La Porte Latine diffuse un article sur le scoutisme français et la réforme liturgique : Les dérives des pratiques liturgiques dans le scoutisme (extrait ci-dessous)
Après un développement dans le bons sens avant la Seconde Guerre mondiale, le mouvement liturgique connaît ses premières déviances en 1945, déviances suivies par certains aumôniers dans les activités scoutes. Ces usages avant-gardistes étaient-ils suivis massivement ou non ? Comment expliquer ces évolutions ? Cette seconde étape du mouvement liturgique dans le scoutisme est délicate à étudier, mais il est clair que ce n’est pas le scoutisme, en tant que tel, qui est la cause des dérives liturgiques ; mais il en est l’occasion, comme les autres mouvements de jeunesse à l’époque, par l’audience qu’il connaît en France.

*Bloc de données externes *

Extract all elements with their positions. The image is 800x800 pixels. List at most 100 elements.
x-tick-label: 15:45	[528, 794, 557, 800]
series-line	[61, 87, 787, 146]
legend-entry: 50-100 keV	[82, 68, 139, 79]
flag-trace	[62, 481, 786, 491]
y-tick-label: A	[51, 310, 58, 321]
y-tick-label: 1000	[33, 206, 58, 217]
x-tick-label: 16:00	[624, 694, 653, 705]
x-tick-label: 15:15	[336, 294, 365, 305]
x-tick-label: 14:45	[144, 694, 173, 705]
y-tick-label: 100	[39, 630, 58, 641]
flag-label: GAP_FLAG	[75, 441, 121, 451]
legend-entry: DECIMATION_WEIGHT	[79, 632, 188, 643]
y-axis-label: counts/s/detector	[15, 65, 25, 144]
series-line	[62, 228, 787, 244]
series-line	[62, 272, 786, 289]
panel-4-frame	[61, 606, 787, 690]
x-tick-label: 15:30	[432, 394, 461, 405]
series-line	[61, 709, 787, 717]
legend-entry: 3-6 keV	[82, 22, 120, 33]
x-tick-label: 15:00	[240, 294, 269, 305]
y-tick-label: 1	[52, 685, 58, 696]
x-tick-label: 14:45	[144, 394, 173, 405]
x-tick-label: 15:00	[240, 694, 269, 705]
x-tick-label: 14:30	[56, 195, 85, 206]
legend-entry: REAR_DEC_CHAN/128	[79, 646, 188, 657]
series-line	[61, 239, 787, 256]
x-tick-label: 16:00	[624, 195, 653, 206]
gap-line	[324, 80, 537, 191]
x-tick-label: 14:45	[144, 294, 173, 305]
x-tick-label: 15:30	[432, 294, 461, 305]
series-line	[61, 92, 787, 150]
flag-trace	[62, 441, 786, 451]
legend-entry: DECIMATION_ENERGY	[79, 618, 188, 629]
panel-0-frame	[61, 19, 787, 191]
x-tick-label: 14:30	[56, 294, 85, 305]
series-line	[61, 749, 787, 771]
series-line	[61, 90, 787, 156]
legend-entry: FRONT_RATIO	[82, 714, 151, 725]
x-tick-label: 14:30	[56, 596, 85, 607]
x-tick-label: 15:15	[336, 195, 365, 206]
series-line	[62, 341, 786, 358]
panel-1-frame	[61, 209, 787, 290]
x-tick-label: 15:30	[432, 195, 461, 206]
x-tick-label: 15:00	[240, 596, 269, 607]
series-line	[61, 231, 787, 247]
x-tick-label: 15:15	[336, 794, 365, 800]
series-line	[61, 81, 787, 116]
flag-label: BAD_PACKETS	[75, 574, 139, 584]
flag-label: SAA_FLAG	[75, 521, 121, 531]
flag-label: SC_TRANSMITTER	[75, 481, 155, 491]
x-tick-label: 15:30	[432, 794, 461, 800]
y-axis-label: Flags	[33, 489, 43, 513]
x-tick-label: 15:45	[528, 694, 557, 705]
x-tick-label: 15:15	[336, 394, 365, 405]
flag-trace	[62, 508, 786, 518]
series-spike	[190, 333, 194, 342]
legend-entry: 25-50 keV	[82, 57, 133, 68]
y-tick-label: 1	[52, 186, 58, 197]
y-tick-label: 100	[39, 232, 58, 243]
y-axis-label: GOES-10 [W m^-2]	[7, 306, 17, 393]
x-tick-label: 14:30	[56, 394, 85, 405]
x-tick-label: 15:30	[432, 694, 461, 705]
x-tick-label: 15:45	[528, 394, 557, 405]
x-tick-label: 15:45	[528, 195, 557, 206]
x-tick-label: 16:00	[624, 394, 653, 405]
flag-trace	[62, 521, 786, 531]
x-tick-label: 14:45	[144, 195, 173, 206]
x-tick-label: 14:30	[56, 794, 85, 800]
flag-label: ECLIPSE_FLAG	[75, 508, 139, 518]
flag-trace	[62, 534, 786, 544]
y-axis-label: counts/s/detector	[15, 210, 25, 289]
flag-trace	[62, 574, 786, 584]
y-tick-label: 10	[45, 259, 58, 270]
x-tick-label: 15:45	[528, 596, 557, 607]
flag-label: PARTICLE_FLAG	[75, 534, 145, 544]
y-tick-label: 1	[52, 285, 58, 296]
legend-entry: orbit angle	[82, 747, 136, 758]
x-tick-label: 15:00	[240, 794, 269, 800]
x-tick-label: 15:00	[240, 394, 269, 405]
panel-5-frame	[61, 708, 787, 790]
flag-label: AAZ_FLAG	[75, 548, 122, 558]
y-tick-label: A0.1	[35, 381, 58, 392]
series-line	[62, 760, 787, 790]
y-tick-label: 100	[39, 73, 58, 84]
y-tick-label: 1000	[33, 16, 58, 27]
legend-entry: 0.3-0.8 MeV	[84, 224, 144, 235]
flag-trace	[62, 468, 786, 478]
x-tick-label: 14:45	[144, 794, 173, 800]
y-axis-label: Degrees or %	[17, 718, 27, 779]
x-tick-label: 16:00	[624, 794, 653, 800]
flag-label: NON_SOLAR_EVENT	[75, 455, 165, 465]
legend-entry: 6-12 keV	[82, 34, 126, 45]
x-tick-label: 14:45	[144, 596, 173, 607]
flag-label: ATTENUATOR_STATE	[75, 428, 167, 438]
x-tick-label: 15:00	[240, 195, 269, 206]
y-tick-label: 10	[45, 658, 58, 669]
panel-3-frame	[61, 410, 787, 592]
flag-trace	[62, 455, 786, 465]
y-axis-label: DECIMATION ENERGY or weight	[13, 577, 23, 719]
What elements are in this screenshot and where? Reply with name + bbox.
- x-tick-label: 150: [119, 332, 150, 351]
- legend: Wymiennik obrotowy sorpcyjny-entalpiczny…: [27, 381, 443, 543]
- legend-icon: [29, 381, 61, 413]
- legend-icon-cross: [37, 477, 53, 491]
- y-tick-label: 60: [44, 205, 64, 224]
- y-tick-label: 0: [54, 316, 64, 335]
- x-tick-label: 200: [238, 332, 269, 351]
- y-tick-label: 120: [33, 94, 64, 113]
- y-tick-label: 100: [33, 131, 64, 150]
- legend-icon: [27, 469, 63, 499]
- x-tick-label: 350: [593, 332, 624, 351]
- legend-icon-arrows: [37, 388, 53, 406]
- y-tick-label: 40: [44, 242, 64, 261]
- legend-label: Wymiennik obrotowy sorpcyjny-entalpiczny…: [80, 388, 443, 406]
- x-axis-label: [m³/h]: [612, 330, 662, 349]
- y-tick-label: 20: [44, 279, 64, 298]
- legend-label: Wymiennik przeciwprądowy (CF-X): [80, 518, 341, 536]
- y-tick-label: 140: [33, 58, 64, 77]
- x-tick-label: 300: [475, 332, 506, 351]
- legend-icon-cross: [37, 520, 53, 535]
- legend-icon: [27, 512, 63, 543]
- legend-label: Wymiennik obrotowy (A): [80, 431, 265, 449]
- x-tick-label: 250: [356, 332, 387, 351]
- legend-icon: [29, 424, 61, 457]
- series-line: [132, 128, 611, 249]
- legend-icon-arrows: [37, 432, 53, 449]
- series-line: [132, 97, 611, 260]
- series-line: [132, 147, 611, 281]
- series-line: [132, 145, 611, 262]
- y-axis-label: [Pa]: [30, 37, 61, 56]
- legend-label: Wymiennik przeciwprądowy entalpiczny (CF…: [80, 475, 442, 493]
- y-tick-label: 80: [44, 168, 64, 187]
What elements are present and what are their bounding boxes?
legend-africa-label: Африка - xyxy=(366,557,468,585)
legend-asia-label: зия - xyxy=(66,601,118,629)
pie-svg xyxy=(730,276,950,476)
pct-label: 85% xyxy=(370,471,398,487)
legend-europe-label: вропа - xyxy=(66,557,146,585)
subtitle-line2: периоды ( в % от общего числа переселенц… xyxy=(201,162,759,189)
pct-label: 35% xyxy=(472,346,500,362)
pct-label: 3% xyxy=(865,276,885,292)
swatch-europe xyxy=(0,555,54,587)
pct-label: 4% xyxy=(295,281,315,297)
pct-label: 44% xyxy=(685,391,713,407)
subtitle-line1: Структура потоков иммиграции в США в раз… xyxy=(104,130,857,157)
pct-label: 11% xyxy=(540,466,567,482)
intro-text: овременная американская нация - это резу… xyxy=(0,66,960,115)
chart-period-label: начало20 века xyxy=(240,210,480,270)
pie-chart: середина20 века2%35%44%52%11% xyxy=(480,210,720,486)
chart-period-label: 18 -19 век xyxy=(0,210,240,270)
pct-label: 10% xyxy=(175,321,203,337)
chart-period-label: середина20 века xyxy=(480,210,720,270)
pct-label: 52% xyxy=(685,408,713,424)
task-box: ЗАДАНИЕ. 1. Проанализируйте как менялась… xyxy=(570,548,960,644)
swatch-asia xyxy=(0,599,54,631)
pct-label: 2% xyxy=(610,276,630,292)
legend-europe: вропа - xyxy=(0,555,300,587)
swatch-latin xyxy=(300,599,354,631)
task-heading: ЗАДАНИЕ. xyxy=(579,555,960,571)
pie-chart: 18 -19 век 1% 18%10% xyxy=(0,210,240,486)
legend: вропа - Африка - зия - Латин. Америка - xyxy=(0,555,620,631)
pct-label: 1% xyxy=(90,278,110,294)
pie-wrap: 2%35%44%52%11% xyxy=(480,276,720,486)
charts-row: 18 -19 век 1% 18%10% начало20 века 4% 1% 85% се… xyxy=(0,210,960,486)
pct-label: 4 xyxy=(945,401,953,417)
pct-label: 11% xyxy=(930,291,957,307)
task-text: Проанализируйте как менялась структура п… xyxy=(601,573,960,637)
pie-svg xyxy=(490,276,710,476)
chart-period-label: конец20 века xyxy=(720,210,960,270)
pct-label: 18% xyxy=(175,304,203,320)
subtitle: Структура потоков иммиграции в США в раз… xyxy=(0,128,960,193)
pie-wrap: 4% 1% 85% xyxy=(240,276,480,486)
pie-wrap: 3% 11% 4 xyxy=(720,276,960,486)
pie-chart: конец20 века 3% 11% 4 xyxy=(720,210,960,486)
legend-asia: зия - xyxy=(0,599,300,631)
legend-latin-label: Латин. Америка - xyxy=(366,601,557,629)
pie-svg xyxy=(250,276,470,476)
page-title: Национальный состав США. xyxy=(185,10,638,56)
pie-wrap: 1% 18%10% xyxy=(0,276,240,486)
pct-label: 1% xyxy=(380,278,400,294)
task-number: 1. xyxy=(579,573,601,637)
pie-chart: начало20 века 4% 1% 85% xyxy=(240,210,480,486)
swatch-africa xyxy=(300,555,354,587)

Les activités scoutes : des exceptions aux pratiques liturgiques
Modelé, surtout dans la branche Route, par des aumôniers animés par le renouveau liturgique, le scoutisme est naturellement en phase avec ce mouvement. Comme le résume Jean-Michel Fabre : « Méthode active, participation active » à la liturgie. La nature même des activités scoutes, avec les camps en pleine nature, souvent dans des lieux isolés, rend difficile l’assistance ordinaire à la messe dans les églises. Prenant très vite conscience du problème, le chanoine Cornette, aumônier général, sollicite du Saint-Siège via l’archevêque de Paris une dérogation pour les aumôniers scouts.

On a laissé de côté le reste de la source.